We’re having a renaissance of sounds. We have people like Liz Cooper, Music Band, rock 'n rollers that are just killing it. And I think that we’re getting a reputation that’s not just country music. There’s a lot of cool shit happening in town, and you just have to go find it. It’s very, very, very active, and it’s not going anywhere for a little while. It will move, but right now the muse is pretty heavy on the city.
Speaking of muses, what’s yours? How do you write your songs?
Writing, to me, is just... what a process. The words are just so hard to get right. It’s so easy to be so cheesy. I feel like I’m a pretty minimalistic writer in a sense. I love sounds just as much as I love the words. So with the whole record, there’s a huge emphasis of the instrumental parts also getting you to the feeling that you wanna feel. I spent a lot of time reading and traveling and meeting lots of people. I’m an experiential learner. I don’t just learn from watching other people, I have to go and try it, too. I get in a lot of trouble sometimes!
What kind of trouble?
I just end up in weird places with weird people, a lot! I tend to less now, but I used to always.
What are some of your favorite places?
When I go out west I feel like I’m at my spirit home. When I’m in New Mexico, the scenery even fits my clothing. India was a huge change in my life. My sister lived there for five years so I spent a long time there. The good old Blue Ridge Mountains in Virginia will always be home, in a way. I love landscapes. I spent a lot of time overseas, and my family’s always been really involved in service, and activism. That really impacted me.
What’s your relationship like with your parents?
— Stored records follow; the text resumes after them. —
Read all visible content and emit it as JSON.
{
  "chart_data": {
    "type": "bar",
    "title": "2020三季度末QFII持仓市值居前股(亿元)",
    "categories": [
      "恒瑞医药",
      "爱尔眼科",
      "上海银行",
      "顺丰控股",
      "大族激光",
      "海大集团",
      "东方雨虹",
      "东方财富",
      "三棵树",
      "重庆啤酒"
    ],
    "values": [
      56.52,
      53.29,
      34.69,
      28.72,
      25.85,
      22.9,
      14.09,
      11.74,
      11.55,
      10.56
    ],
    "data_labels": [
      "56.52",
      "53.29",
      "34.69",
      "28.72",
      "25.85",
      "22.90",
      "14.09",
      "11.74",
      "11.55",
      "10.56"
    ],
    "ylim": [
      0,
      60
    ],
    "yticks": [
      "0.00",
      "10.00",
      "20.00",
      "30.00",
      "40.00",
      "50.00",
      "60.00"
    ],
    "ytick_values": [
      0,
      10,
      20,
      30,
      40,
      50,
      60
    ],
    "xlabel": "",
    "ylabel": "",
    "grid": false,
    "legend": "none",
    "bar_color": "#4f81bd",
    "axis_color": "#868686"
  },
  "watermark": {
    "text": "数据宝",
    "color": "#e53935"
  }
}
We have a really interesting relationship. My dad was an Evangelical pastor growing up, and then he became a missionary of sorts. I love him dearly, and I know they love me, and I respect them in a lot of ways, because they’re very brave, compassionate humans in so many senses. But in the same breath, me being their gay daughter never has flown. We’ve had a really hard time. We’ve spent years not talking. But we’re trying to figure it out. I’m a grown woman now. I don’t let them scare me, you know? I try my best.